The average size of his order is - at pounds 5,000 - at the top end of the ranges offered by another kitchen company that claims to be enjoying buoyant sales at the moment. Launched last July, Simply Kitchens is a much younger company. But Ian Matthews, the commercial director, is convinced that its twin focus on affordability and customer service has helped set it apart from other players.
Mr Matthews adds that business has been so good from the concessions the company operates in outlets of Harveys Furnishings that it is looking to increase the number from 30 to 90 by the end of the year.
The approach of Mr Matthews and his colleagues is straightforward. Acknowledging that they are operating in a mature market, they see the only way of gaining significant market share is to do it better than the opposition - and that means paying attention to delivery times, ensuring that packages have all the pieces required and communicating with customers.
Customer service is also central to Mr Lewis's approach. Long proud of the glossy catalogues designed to enable would-be customers to almost feel the quality of the kitchens they are considering, he sends each one out with a packet of deluxe biscuits. When he opened a showroom in Tunbridge Wells, Kent, last month he hired old-fashioned bicycles with large baskets to distribute the biscuits throughout the town to draw in customers.
The Tunbridge Wells venture is a further sign of how Mr Lewis is once more expanding. Though last year's profitability was hit by the public listing of the company and the fallback in consumer confidence, turnover still advanced from about pounds 2m to pounds 2.6m. Joining the Aim market last year raised pounds 900,000 to build a specially-designed factory and office space at its base in Hungerford, Oxfordshire. At the same time, the company has moved beyond concessions throughout the UK to open outlets in The Netherlands and Belgium and is looking to expand into Germany.
But, though Mr Lewis's approach may sound rather intuitive, he is in many ways similar to the people at Simply Kitchens in basing decisions on hard facts. Close analysis of his market demonstrated that a substantial number of customers came from the Kent area. Therefore, realising that many of them had young children who would be loath to travel to Hungerford itself or the nearest showroom, at the Liberty store in London's West End, he decided to open an outlet close to them.

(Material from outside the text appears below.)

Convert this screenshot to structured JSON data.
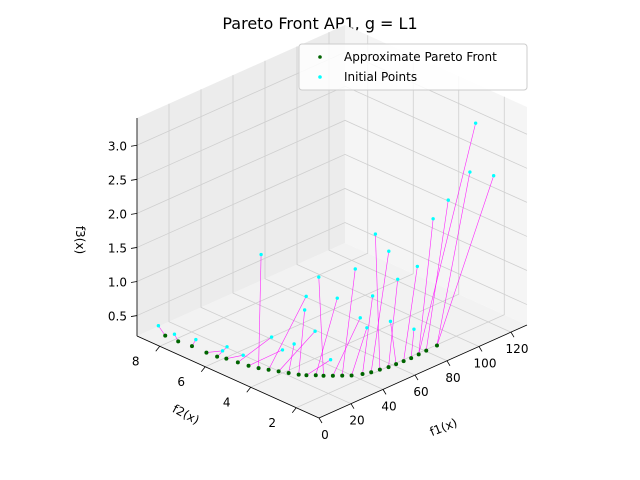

And, while he talks about the quality of the kitchens, Mr Lewis is anxious to dispel the notion that his premises are loaded with craftsmen slowly creating magnificent works of art. Though some of his 35 employees are highly-trained specialists, the building of the kitchens has been carefully broken down so that most people cannot do complicated things all the time, he says.
Such an approach has an added benefit in that, rather than having to recruit well-trained craftspeople, he can hire "on personality". The result is a team of like-minded individuals who are dedicated to serving the customer, he says.